I don’t have any practical experience of tracking project progress using earned value or CPI, and have only read theory papers on the subject (many essentially say that earned value is a great metric and everybody ought to be using it). Tips and suggestions welcome.

The fuzzy line between reworking and enhancing

August 29, 2017 No comments

One trick academics use to increase their publication count is to publish very similar papers in different conferences/journals; they essentially plagiarize themselves. This practice is frowned upon, but unless referees spot the ‘duplication’, it is difficult to prevent such plagiarized versions being published. Sometimes the knock-off paper will include additional authors and may not include some of the original authors.

How do people feel about independent authors publishing a paper where all the interesting material was derived from someone else’s paper, i.e., no joint authors? I have just encountered such a case in empirical software engineering.
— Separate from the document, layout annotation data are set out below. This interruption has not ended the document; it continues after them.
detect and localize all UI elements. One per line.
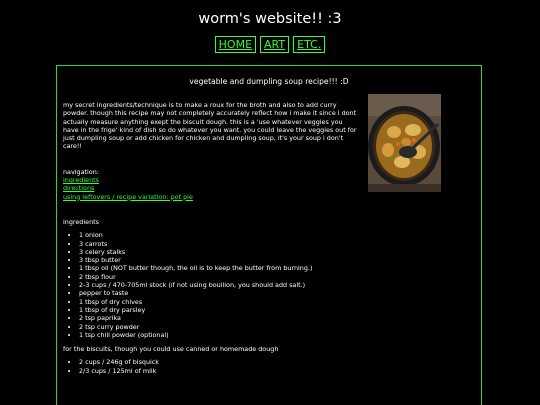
list-item: 3 tbsp butter [79, 256, 359, 264]
recipe-body: my secret ingredients/technique is to ma… [63, 101, 359, 375]
list-item: 1 tbsp of dry chives [79, 298, 359, 306]
list-item: 1 onion [79, 231, 359, 239]
ingredients-link[interactable]: ingredients [63, 176, 359, 184]
leftovers-pot-pie-link[interactable]: using leftovers / recipe variation: pot … [63, 193, 359, 201]
list-item: 2 tbsp flour [79, 273, 359, 281]
list-item: 2 tsp paprika [79, 314, 359, 322]
list-item: 2 cups / 246g of bisquick [79, 358, 359, 366]
ingredients-list: 1 onion 3 carrots 3 celery stalks 3 tbsp… [63, 231, 359, 339]
main-nav: HOME ART ETC. [0, 36, 540, 53]
recipe-navigation: ingredients directions using leftovers /… [63, 176, 359, 201]
list-item: 1 tsp chili powder (optional) [79, 331, 359, 339]
nav-etc-link[interactable]: ETC. [293, 36, 326, 53]
list-item: 1 tbsp oil (NOT butter though, the oil i… [79, 264, 359, 272]
list-item: pepper to taste [79, 289, 359, 297]
biscuit-note: for the biscuits, though you could use c… [63, 345, 279, 354]
list-item: 3 celery stalks [79, 248, 359, 256]
nav-art-link[interactable]: ART [260, 36, 290, 53]
directions-link[interactable]: directions [63, 184, 359, 192]
soup-pot-photo [368, 94, 441, 192]
recipe-title: vegetable and dumpling soup recipe!!! :D [189, 77, 349, 86]
list-item: 2 tsp curry powder [79, 323, 359, 331]
list-item: 1 tbsp of dry parsley [79, 306, 359, 314]
biscuit-ingredients-list: 2 cups / 246g of bisquick 2/3 cups / 125… [63, 358, 359, 375]
navigation-label: navigation: [63, 167, 99, 176]
soup-pot-image [368, 94, 441, 192]
content-box: vegetable and dumpling soup recipe!!! :D… [56, 65, 482, 405]
recipe-intro: my secret ingredients/technique is to ma… [63, 101, 357, 151]
list-item: 2-3 cups / 470-705ml stock (if not using… [79, 281, 359, 289]
list-item: 3 carrots [79, 240, 359, 248]
list-item: 2/3 cups / 125ml of milk [79, 367, 359, 375]
site-title: worm's website!! :3 [198, 11, 342, 27]
ingredients-heading: ingredients [63, 217, 99, 226]
nav-home-link[interactable]: HOME [214, 36, 257, 53]
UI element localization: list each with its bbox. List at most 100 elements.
“Software Cost Estimation: Present and Future” by Siba N. Mohanty from 1981 (cannot find a non-paywall pdf via Google; must exist because I have a copy) has been reworked to create “Cost Estimation: A Survey of Well-known Historic Cost Estimation Techniques” by Syed Ali Abbas and Xiaofeng Liao and Aqeel Ur Rehman and Afshan Azam and M. I. Abdullah (published in 2012; pdf here); they cite Mohanty as the source of their data, some thought has obviously gone into the reworked material and I found it useful and there is a discussion on techniques created since 1981.

What makes the 2012 stand out as interesting is the depth of analysis of the 1970s models and the data, all derived from the 1981 paper. The analysis of later models is not as interesting and doe snot include any data.

The 2012 paper did ring a few alarm bells (which rang a lot more loudly after I read the 1981 paper):

  • Why was such a well researched and interesting paper published in such an obscure (at least to me) journal? I have encountered such cases before and had email conversations with the author(s). The well-known journals have not always been friendly towards empirical research, so an empirical paper appearing in less than a stellar publication is not unusual.

    As regular readers will know I am always on the look-out for software engineering data and am willing to look far and wide. I judge a paper by its content, not the journal it was published in

  • Why, in 2012, were researchers comparing effort estimation models proposed in the 1970s? Well, I am, so why not others? It did seem odd that I could not track down papers on some of the models cited, perhaps the pdfs had disappeared since 2012??? I think I just wanted to believe others were interested in what I was interested in.

What now? Retraction watch offers some advice.

The Journal of Emerging Trends in Computing and Information Sciences has an ethics page, I will email them a link to this post and see what happens (the article in question is listed as their second most cited article last year, with 19 citations).